Archive, make available, and encourage the use of reference materials, instructional guides, and various other “on-demand” learning support systems. GTA affords the player the ability at any time to stop gameplay and refer to support resources that will allow the player to improve their performance and achieve success. In the classroom, educators must rid schools from traditional “ways of knowing” that considered content mastery was conferred when students were able to correctly analyze and answer questions without referring to any source material. In our increasingly digital world, we have the ability to access credible reference materials with the swipe of a finger. Emphasizing the development of student-created resource guides (i.e. “cheat sheets”) goes a long way into making students aware of their own learning process and identifying crucial factors that will make them capable of answering increasingly complex questions.

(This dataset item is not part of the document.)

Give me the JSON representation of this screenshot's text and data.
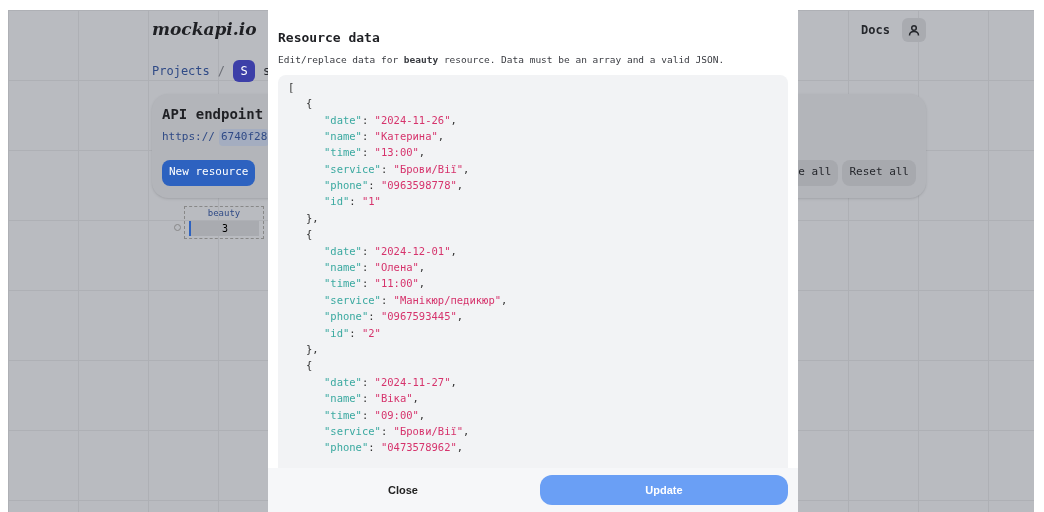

Give students multiple and recurring opportunities to display content mastery and constantly mix new objectives with previous objectives to boost retention and ability to realize success. GTA was designed with unlimited chances to complete a mission, and once a mission was passed, the skills developed and resources acquired remained with you throughout the game. In the classroom, long have students suffered from the limited opportunities to pass a examination with a grade that made them feel as competent and confident as they felt on the first day of Kindergarten. With the advent of web-based testing that can be much less resource-taxing than printing exams and allows for much quicker feedback cycles and timeliness, students can benefit greatly from the ability to have more opportunities to succeed. Drawing upon the same yearning to succeed, mixing up new content with earlier objectives on summative assessments afford students a chance to begin with a win before they move into more challenging content and simultaneously boosting content retention.